Возраст бессмертного нужно делить на пять. Так Ланзо и Миру — 85-86, значит по-человечески - только 17.
Так же у бессмертных феномен "вавилонского диалекта". Они понимают все человеческие языки в любой форме, так же их может понять представитель любой национальности.
Ланзо пощурился, когда луч утопающего за крышами солнца ярко отскочил от соседних окон. Рыжий немец без удовольствия отметил, что время близилось к ночи. Обернувшись, зло свёл темные брови к переносице: ужин остывал. «Он обещал сегодня прийти домой!» — Ланзо прикрыл чугунную сковороду крышкой, накинув полотенце, чтобы хоть как-то удержать тепло еды. Готовил он не бог весть как, но жаренная картошка с русскими «шкварками» у него выходила неплохо. Вкусно даже. От того ещё злее было на душе немца: он же тоже устает!
Конечно, частные уроки дочери княгини не так физически выматывают, как смена на литейном заводе, но всё же! Его русский друг уже неделю предавался запоям с сомнительной компанией. «Большевики», слово-то ещё какое. Ланзо краем уха слышал о их деятельности: типичная политическая свора, которая о делах государственных только по своему уму судит.
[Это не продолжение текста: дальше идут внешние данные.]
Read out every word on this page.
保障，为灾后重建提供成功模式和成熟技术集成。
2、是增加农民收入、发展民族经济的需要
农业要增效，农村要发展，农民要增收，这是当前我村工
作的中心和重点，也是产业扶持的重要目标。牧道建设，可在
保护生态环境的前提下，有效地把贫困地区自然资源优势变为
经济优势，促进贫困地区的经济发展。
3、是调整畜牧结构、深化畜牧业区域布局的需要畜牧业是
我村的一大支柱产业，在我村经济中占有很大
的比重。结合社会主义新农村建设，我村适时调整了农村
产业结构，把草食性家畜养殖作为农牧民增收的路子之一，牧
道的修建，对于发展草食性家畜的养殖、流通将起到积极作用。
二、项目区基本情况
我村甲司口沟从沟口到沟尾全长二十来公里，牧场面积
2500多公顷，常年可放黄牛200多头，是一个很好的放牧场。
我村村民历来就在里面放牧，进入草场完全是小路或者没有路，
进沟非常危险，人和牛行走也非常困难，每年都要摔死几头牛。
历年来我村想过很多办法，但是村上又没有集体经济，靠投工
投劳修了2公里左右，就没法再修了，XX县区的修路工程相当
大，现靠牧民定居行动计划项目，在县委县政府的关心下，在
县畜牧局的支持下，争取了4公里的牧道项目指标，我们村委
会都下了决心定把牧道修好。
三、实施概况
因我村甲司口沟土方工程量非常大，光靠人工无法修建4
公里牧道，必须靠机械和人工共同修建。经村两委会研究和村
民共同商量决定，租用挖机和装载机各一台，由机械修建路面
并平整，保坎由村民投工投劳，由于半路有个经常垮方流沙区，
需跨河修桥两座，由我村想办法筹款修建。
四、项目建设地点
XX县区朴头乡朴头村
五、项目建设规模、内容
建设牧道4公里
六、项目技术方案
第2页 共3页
Не нравились они аристократическому потомку немецкой родословной. А вот Мирослав, который всю жизнь ведомый и тащимый, охотно уши развешивал. «Кретин», — коротко и лаконично охарактеризовал его личность Ланзо, стягивая рубашку. Он ненадолго взглянул в зеркало, покрытое кляксами потёртости. Удивлённо пригладил рыжие пряди, которые кончиками уже доходили до крестца. Ему казалось, ещё вчера был тощим и нескладным отроком, а вот уже и ноги, и руки крепкие, лицо не такое трогательно милое. Очень сложно обращать внимание на течение времени, когда ты бессмертный. Но сейчас Ланзо поймал себя на том, что достиг того возраста, когда не зазорно даму под венец звать. Только он и не целовался ни разу, да и прекрасные красавицы его не волновали. «Во всём я чудной, нелепый», — с грустью подумалось ему. Оставшись в исподнем, с досадной отметил, что не растёт благородная мужская поросль. Вот Мирослав уже порой медведя напоминал. Или чёрного несносного барана.
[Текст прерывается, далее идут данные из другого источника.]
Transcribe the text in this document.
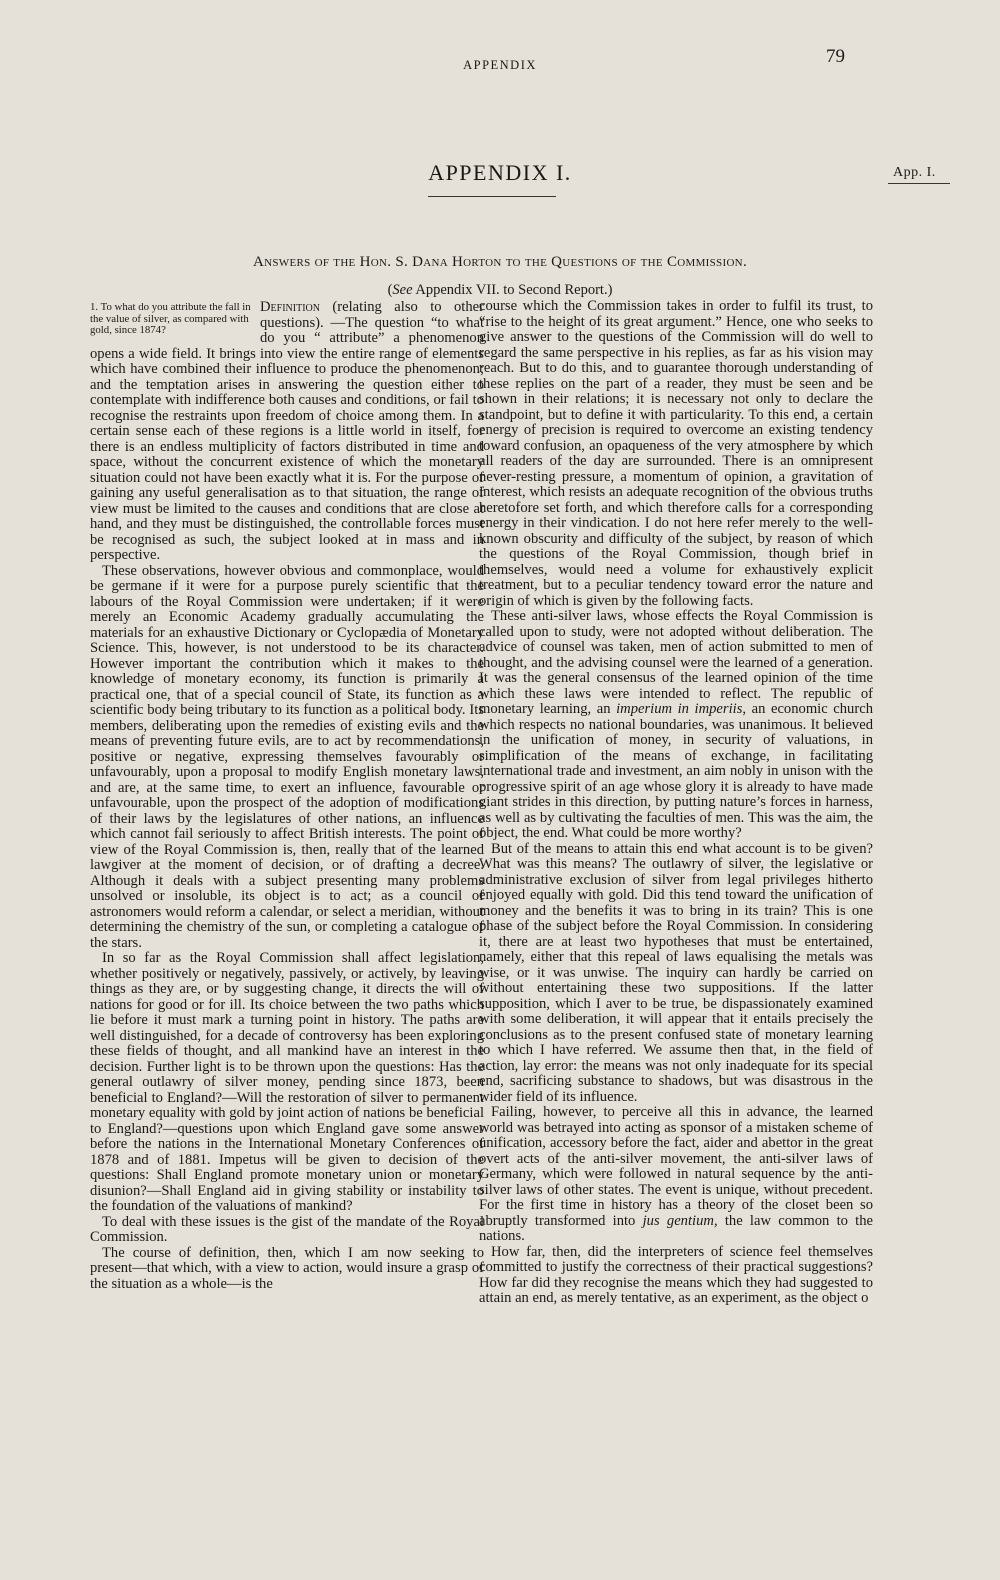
APPENDIX	79
APPENDIX I.	App. I.
Answers of the Hon. S. Dana Horton to the Questions of the Commission.
(See Appendix VII. to Second Report.)

1. To what do you attribute the fall in the value of silver, as compared with gold, since 1874?
Definition (relating also to other questions). —The question “to what do you “ attribute” a phenomenon opens a wide field. It brings into view the entire range of elements which have combined their influence to produce the phenomenon; and the temptation arises in answering the question either to contemplate with indifference both causes and conditions, or fail to recognise the restraints upon freedom of choice among them. In a certain sense each of these regions is a little world in itself, for there is an endless multiplicity of factors distributed in time and space, without the concurrent existence of which the monetary situation could not have been exactly what it is. For the purpose of gaining any useful generalisation as to that situation, the range of view must be limited to the causes and conditions that are close at hand, and they must be distinguished, the controllable forces must be recognised as such, the subject looked at in mass and in perspective.

These observations, however obvious and commonplace, would be germane if it were for a purpose purely scientific that the labours of the Royal Commission were undertaken; if it were merely an Economic Academy gradually accumulating the materials for an exhaustive Dictionary or Cyclopædia of Monetary Science. This, however, is not understood to be its character. However important the contribution which it makes to the knowledge of monetary economy, its function is primarily a practical one, that of a special council of State, its function as a scientific body being tributary to its function as a political body. Its members, deliberating upon the remedies of existing evils and the means of preventing future evils, are to act by recommendations, positive or negative, expressing themselves favourably or unfavourably, upon a proposal to modify English monetary laws, and are, at the same time, to exert an influence, favourable or unfavourable, upon the prospect of the adoption of modifications of their laws by the legislatures of other nations, an influence which cannot fail seriously to affect British interests. The point of view of the Royal Commission is, then, really that of the learned lawgiver at the moment of decision, or of drafting a decree. Although it deals with a subject presenting many problems unsolved or insoluble, its object is to act; as a council of astronomers would reform a calendar, or select a meridian, without determining the chemistry of the sun, or completing a catalogue of the stars.

In so far as the Royal Commission shall affect legislation, whether positively or negatively, passively, or actively, by leaving things as they are, or by suggesting change, it directs the will of nations for good or for ill. Its choice between the two paths which lie before it must mark a turning point in history. The paths are well distinguished, for a decade of controversy has been exploring these fields of thought, and all mankind have an interest in the decision. Further light is to be thrown upon the questions: Has the general outlawry of silver money, pending since 1873, been beneficial to England?—Will the restoration of silver to permanent monetary equality with gold by joint action of nations be beneficial to England?—questions upon which England gave some answer before the nations in the International Monetary Conferences of 1878 and of 1881. Impetus will be given to decision of the questions: Shall England promote monetary union or monetary disunion?—Shall England aid in giving stability or instability to the foundation of the valuations of mankind?

To deal with these issues is the gist of the mandate of the Royal Commission.

The course of definition, then, which I am now seeking to present—that which, with a view to action, would insure a grasp of the situation as a whole—is the

course which the Commission takes in order to fulfil its trust, to “rise to the height of its great argument.” Hence, one who seeks to give answer to the questions of the Commission will do well to regard the same perspective in his replies, as far as his vision may reach. But to do this, and to guarantee thorough understanding of these replies on the part of a reader, they must be seen and be shown in their relations; it is necessary not only to declare the standpoint, but to define it with particularity. To this end, a certain energy of precision is required to overcome an existing tendency toward confusion, an opaqueness of the very atmosphere by which all readers of the day are surrounded. There is an omnipresent never-resting pressure, a momentum of opinion, a gravitation of interest, which resists an adequate recognition of the obvious truths heretofore set forth, and which therefore calls for a corresponding energy in their vindication. I do not here refer merely to the well-known obscurity and difficulty of the subject, by reason of which the questions of the Royal Commission, though brief in themselves, would need a volume for exhaustively explicit treatment, but to a peculiar tendency toward error the nature and origin of which is given by the following facts.

These anti-silver laws, whose effects the Royal Commission is called upon to study, were not adopted without deliberation. The advice of counsel was taken, men of action submitted to men of thought, and the advising counsel were the learned of a generation. It was the general consensus of the learned opinion of the time which these laws were intended to reflect. The republic of monetary learning, an imperium in imperiis, an economic church which respects no national boundaries, was unanimous. It believed in the unification of money, in security of valuations, in simplification of the means of exchange, in facilitating international trade and investment, an aim nobly in unison with the progressive spirit of an age whose glory it is already to have made giant strides in this direction, by putting nature’s forces in harness, as well as by cultivating the faculties of men. This was the aim, the object, the end. What could be more worthy?

But of the means to attain this end what account is to be given? What was this means? The outlawry of silver, the legislative or administrative exclusion of silver from legal privileges hitherto enjoyed equally with gold. Did this tend toward the unification of money and the benefits it was to bring in its train? This is one phase of the subject before the Royal Commission. In considering it, there are at least two hypotheses that must be entertained, namely, either that this repeal of laws equalising the metals was wise, or it was unwise. The inquiry can hardly be carried on without entertaining these two suppositions. If the latter supposition, which I aver to be true, be dispassionately examined with some deliberation, it will appear that it entails precisely the conclusions as to the present confused state of monetary learning to which I have referred. We assume then that, in the field of action, lay error: the means was not only inadequate for its special end, sacrificing substance to shadows, but was disastrous in the wider field of its influence.

Failing, however, to perceive all this in advance, the learned world was betrayed into acting as sponsor of a mistaken scheme of unification, accessory before the fact, aider and abettor in the great overt acts of the anti-silver movement, the anti-silver laws of Germany, which were followed in natural sequence by the anti-silver laws of other states. The event is unique, without precedent. For the first time in history has a theory of the closet been so abruptly transformed into jus gentium, the law common to the nations.

How far, then, did the interpreters of science feel themselves committed to justify the correctness of their practical suggestions? How far did they recognise the means which they had suggested to attain an end, as merely tentative, as an experiment, as the object o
«Эка у меня борода отросла! Всем женихам жених!», — любил он нахваливать себя по утрам. Ланзо тактично молчал, зная, что у того болезненное отношение к своей внешности. Пускай хвалится, если так душе радостнее будет. Хотя Ланзо и без лукавства думал: красив. В нём каким-то образом сочетались восточная буйность, европейская ладность и славянское очарование. Зависть порой одолевала более блеклого немца. Он выглядел как кто угодно, но не прекрасный аристократ. Рыжий, курносый. Глаза тёмные какие-то, вечно влажные, как у оленя. Не мудрено, что на заводе мужики его постоянно донимали. Ещё и прозвище ему дурацкое Мир дал: Барсик. Как ни силился, Ланзо его отучить не мог. Хоть тресни — «Барсик» и «Барсик»! Как он только этого несносного недоросля терпит?
Наверное, потому что при всех его недостатках, он единственный, кто понимал Ланзо. Поддерживал, утешал, смешил и радовал, когда хотелось разразиться горючими слезами. Да и обычно вид больше делал, что зловредный. На деле — такое доброе сердце ещё по свету поискать нужно.
«Но честное слово! — Ланзо закутался в колючее одеяло до самого носа. — Кретин каких ещё поискать!».
Юноша спал беспокойно: чернь внутри него вдруг особенно взбесилась. Зубы сладко сводило от желания, смутное тепло набегало на низ живота. Горело охотой, но не кровавой. Иной, горячей и волнительной. Какой-то образ так и маячил перед взором и при виде него зверь кротко замирал, урча, как волк, вгрызающийся в свежую тушу. Хотя в квартире было вечно холодно (близ Невы сильно веяло сыростью), Ланзо было жарко и душно.
— Заболел что ли? — донеслось эхом, смешанным с дурным и резким запахом алкоголя.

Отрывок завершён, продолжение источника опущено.